Even though the SAN companies have said tape is going to die, until another form of media (perhaps super-inexpensive flash media [1]) is as reliable as tapes and can be put in the Iron Mountain case and sent offsite for safekeeping for decades on end, tape will be with us. Only optical comes close to tape for long term archiving abilities.
[1]: I can see someone make flash media that is semi-smart where it is put in a specific case, shipped to an offsite warehouse, and that warehouse plugs in the cases into 5-12VDC. Then over time, the circuitry on the flash drives periodically checks the stored flash media for damage or bit rot, corrects errors by rewriting blocks, and good blocks it would periodically move to ensure that there is a high signal to noise level on all media. Of course, this requires power, while tapes can happily sit in a climate controlled warehouse and be still recoverable.
this helps me to be a better employee. From now on I'll only save 25% of the data I acquire, because the odds are the other 75% would only be needed 7.5% of the time. In other words, 92.5% chance not likely to be needed at all.
If you're talking about blog entries. Almost all of them (well, almost all of *mine* :-) are written once and never read, unless you count spiders as reading them.
politicians are like babies' nappies: they should both be changed regularly and for the same reasons
Over 92% of fire extinguishers will never be used, we could probably save a bit of space by having the unneeded ones stored off-site, or in less accessible corners of the garage.

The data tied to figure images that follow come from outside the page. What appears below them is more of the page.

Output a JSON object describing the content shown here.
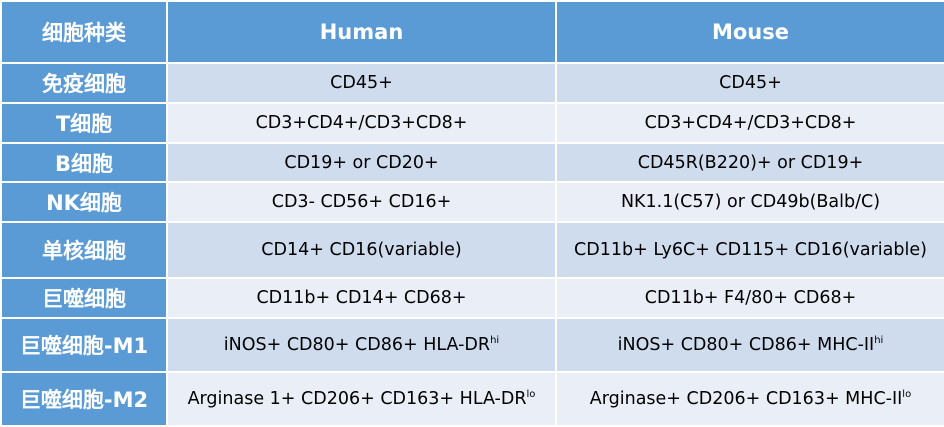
{
  "header": {
    "cell_type": "细胞种类",
    "human": "Human",
    "mouse": "Mouse"
  },
  "rows": [
    {
      "cell": "免疫细胞",
      "human": "CD45+",
      "human_sup": "",
      "mouse": "CD45+",
      "mouse_sup": ""
    },
    {
      "cell": "T细胞",
      "human": "CD3+CD4+/CD3+CD8+",
      "human_sup": "",
      "mouse": "CD3+CD4+/CD3+CD8+",
      "mouse_sup": ""
    },
    {
      "cell": "B细胞",
      "human": "CD19+ or CD20+",
      "human_sup": "",
      "mouse": "CD45R(B220)+ or CD19+",
      "mouse_sup": ""
    },
    {
      "cell": "NK细胞",
      "human": "CD3- CD56+ CD16+",
      "human_sup": "",
      "mouse": "NK1.1(C57) or CD49b(Balb/C)",
      "mouse_sup": ""
    },
    {
      "cell": "单核细胞",
      "human": "CD14+ CD16(variable)",
      "human_sup": "",
      "mouse": "CD11b+ Ly6C+ CD115+ CD16(variable)",
      "mouse_sup": ""
    },
    {
      "cell": "巨噬细胞",
      "human": "CD11b+ CD14+ CD68+",
      "human_sup": "",
      "mouse": "CD11b+ F4/80+ CD68+",
      "mouse_sup": ""
    },
    {
      "cell": "巨噬细胞-M1",
      "human": "iNOS+ CD80+ CD86+ HLA-DR",
      "human_sup": "hi",
      "mouse": "iNOS+ CD80+ CD86+ MHC-II",
      "mouse_sup": "hi"
    },
    {
      "cell": "巨噬细胞-M2",
      "human": "Arginase 1+ CD206+ CD163+ HLA-DR",
      "human_sup": "lo",
      "mouse": "Arginase+ CD206+ CD163+ MHC-II",
      "mouse_sup": "lo"
    }
  ],
  "colors": {
    "header": "#5b9bd5",
    "row_odd": "#cfdcee",
    "row_even": "#e9eef7"
  }
}
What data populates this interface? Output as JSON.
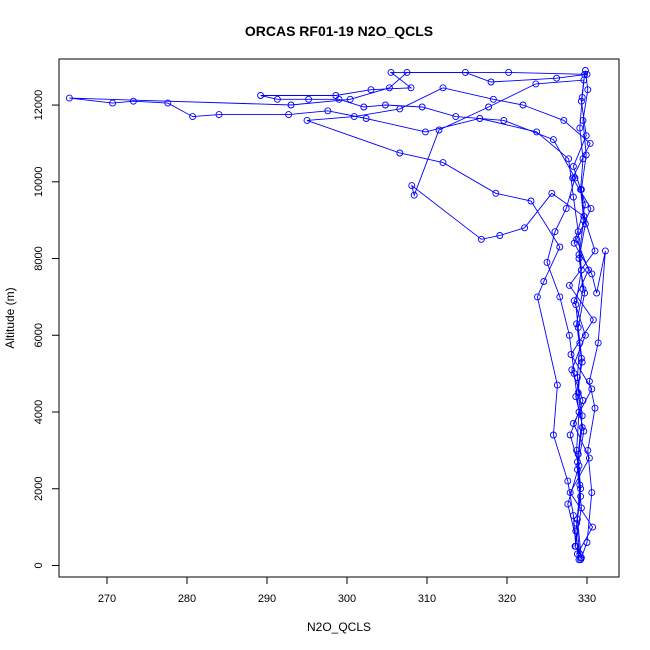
{
  "chart_data": {
    "type": "scatter",
    "title": "ORCAS RF01-19 N2O_QCLS",
    "xlabel": "N2O_QCLS",
    "ylabel": "Altitude (m)",
    "xlim": [
      264,
      334
    ],
    "ylim": [
      -300,
      13200
    ],
    "xticks": [
      270,
      280,
      290,
      300,
      310,
      320,
      330
    ],
    "yticks": [
      0,
      2000,
      4000,
      6000,
      8000,
      10000,
      12000
    ],
    "color": "#0000ff",
    "grid": false,
    "legend": "none",
    "series": [
      {
        "values": [
          [
            329.0,
            150
          ],
          [
            328.6,
            900
          ],
          [
            329.2,
            1800
          ],
          [
            328.8,
            2700
          ],
          [
            329.4,
            3600
          ],
          [
            328.9,
            4500
          ],
          [
            329.3,
            5400
          ],
          [
            328.7,
            6300
          ],
          [
            329.5,
            7200
          ],
          [
            329.0,
            8100
          ],
          [
            329.6,
            9000
          ],
          [
            329.2,
            9800
          ],
          [
            329.5,
            10600
          ],
          [
            329.1,
            11400
          ],
          [
            329.4,
            12200
          ],
          [
            329.7,
            12800
          ],
          [
            320.2,
            12850
          ],
          [
            307.5,
            12850
          ],
          [
            305.3,
            12450
          ],
          [
            300.4,
            12150
          ],
          [
            293.0,
            12000
          ],
          [
            265.3,
            12180
          ],
          [
            270.7,
            12050
          ],
          [
            273.3,
            12100
          ],
          [
            277.6,
            12050
          ],
          [
            280.7,
            11700
          ],
          [
            284.0,
            11750
          ],
          [
            292.7,
            11750
          ],
          [
            297.6,
            11850
          ],
          [
            302.4,
            11650
          ],
          [
            309.8,
            11300
          ],
          [
            316.6,
            11650
          ],
          [
            323.7,
            11300
          ],
          [
            327.7,
            10600
          ],
          [
            328.3,
            9600
          ],
          [
            328.9,
            8700
          ],
          [
            329.3,
            7700
          ],
          [
            328.6,
            6800
          ],
          [
            329.1,
            5800
          ],
          [
            328.8,
            4900
          ],
          [
            329.4,
            3900
          ],
          [
            328.9,
            2900
          ],
          [
            329.2,
            2000
          ],
          [
            328.7,
            1100
          ],
          [
            329.1,
            300
          ],
          [
            328.5,
            500
          ],
          [
            329.3,
            1500
          ],
          [
            328.8,
            2500
          ],
          [
            329.6,
            3500
          ],
          [
            328.6,
            4400
          ],
          [
            329.4,
            5300
          ],
          [
            328.9,
            6200
          ],
          [
            329.7,
            7100
          ],
          [
            329.0,
            8000
          ],
          [
            329.8,
            8900
          ],
          [
            329.3,
            9800
          ],
          [
            329.9,
            10700
          ],
          [
            329.5,
            11600
          ],
          [
            330.1,
            12400
          ],
          [
            329.8,
            12900
          ]
        ]
      },
      {
        "values": [
          [
            330.0,
            12800
          ],
          [
            326.2,
            12700
          ],
          [
            318.0,
            12600
          ],
          [
            314.8,
            12850
          ],
          [
            305.5,
            12850
          ],
          [
            308.0,
            12450
          ],
          [
            303.0,
            12400
          ],
          [
            298.6,
            12250
          ],
          [
            289.2,
            12250
          ],
          [
            291.3,
            12150
          ],
          [
            295.2,
            12150
          ],
          [
            299.0,
            12150
          ],
          [
            302.1,
            11950
          ],
          [
            304.8,
            12000
          ],
          [
            309.4,
            11950
          ],
          [
            313.6,
            11700
          ],
          [
            319.6,
            11600
          ],
          [
            325.8,
            11100
          ],
          [
            328.5,
            10100
          ],
          [
            327.4,
            9300
          ],
          [
            326.0,
            8700
          ],
          [
            325.0,
            7900
          ],
          [
            326.6,
            7000
          ],
          [
            327.8,
            6000
          ],
          [
            328.4,
            5000
          ],
          [
            329.0,
            4000
          ],
          [
            328.7,
            3000
          ],
          [
            329.1,
            2100
          ],
          [
            328.8,
            1200
          ],
          [
            329.3,
            200
          ]
        ]
      },
      {
        "values": [
          [
            329.2,
            200
          ],
          [
            327.6,
            1600
          ],
          [
            329.0,
            2600
          ],
          [
            327.9,
            3400
          ],
          [
            329.5,
            4300
          ],
          [
            328.1,
            5100
          ],
          [
            329.8,
            6000
          ],
          [
            328.4,
            6900
          ],
          [
            330.2,
            7700
          ],
          [
            328.7,
            8500
          ],
          [
            330.5,
            9300
          ],
          [
            328.2,
            10100
          ],
          [
            330.4,
            11000
          ],
          [
            327.1,
            11600
          ],
          [
            322.0,
            12000
          ],
          [
            318.3,
            12150
          ],
          [
            312.0,
            12450
          ],
          [
            306.6,
            11900
          ],
          [
            300.9,
            11700
          ],
          [
            295.0,
            11600
          ],
          [
            306.6,
            10750
          ],
          [
            312.0,
            10500
          ],
          [
            318.6,
            9700
          ],
          [
            323.0,
            9500
          ],
          [
            326.6,
            8300
          ],
          [
            324.6,
            7400
          ],
          [
            323.8,
            7000
          ],
          [
            326.3,
            4700
          ],
          [
            325.8,
            3400
          ],
          [
            327.6,
            2200
          ],
          [
            328.3,
            1300
          ],
          [
            328.6,
            500
          ]
        ]
      },
      {
        "values": [
          [
            328.8,
            300
          ],
          [
            330.7,
            1000
          ],
          [
            327.9,
            1900
          ],
          [
            330.3,
            2800
          ],
          [
            328.3,
            3700
          ],
          [
            330.6,
            4600
          ],
          [
            328.0,
            5500
          ],
          [
            330.8,
            6400
          ],
          [
            327.8,
            7300
          ],
          [
            331.0,
            8200
          ],
          [
            329.6,
            9100
          ],
          [
            325.6,
            9700
          ],
          [
            322.2,
            8800
          ],
          [
            319.1,
            8600
          ],
          [
            316.8,
            8500
          ],
          [
            308.1,
            9900
          ],
          [
            308.4,
            9650
          ],
          [
            311.5,
            11350
          ],
          [
            317.7,
            11950
          ],
          [
            323.6,
            12550
          ],
          [
            329.6,
            12650
          ],
          [
            329.3,
            12100
          ],
          [
            329.9,
            11200
          ],
          [
            328.3,
            10400
          ],
          [
            329.8,
            9400
          ],
          [
            328.4,
            8400
          ],
          [
            330.6,
            7600
          ],
          [
            331.2,
            7100
          ],
          [
            332.3,
            8200
          ],
          [
            331.4,
            5800
          ],
          [
            330.3,
            4800
          ],
          [
            331.0,
            4100
          ],
          [
            330.1,
            3000
          ],
          [
            330.6,
            1900
          ],
          [
            330.0,
            600
          ],
          [
            329.2,
            150
          ]
        ]
      }
    ]
  }
}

Slightly more seriously, we can certainly answer this question posed by the linked article easily: "why on earth did we squander so much money by not thinking this way until now?" The answer is: because you are a moron. Anyone who has given even a moment's thought to storage has known this, either implicitly or explicitly, for a long time. So whoever's included in your "we," Steve Cassidy, is just profoundly stupid. I think that quite easily explains why you all squandered so much money by not thinking about this. Next question?
And if you didn't have that 10% that is eventually needed, you'd be totally screwed. Do we really need to play the 20/20 hindsight game every time somebody thinks of something like this?
I wasted money on a dictionary that has tens of thousands of words but have only ever looked up a few hundred. I should have bought one that just had the words I would actually need.
.sig withheld by request
a) Forbid *unmanaged* of documents. If the question: "where is the most up-to-date version of this document stored?" is systematically and easily answered then people can delete the crap from their laptops.
b) Forbid in-company attachments to mails. If the last version can be easily found, including the revision history, a link to this revision is worth *more* than the current state of the document. Most space in my inbox are totally useless attached documents.
c) Forbid the use of formats unsuitable for storing a certain kind of information. (Where i work, they use powerpoint/word files for electronics forms)
d) Provide a good archiving and backup service. Besides the quality improvement by using a service, also the 100th copy done in some unsystematic way of some data is prevented (forbid this explicitely)
e) Thin clients. store the data on a server. Deduplicate.
f) i would expect that most of the documents in a company can (and should) be stored in a database.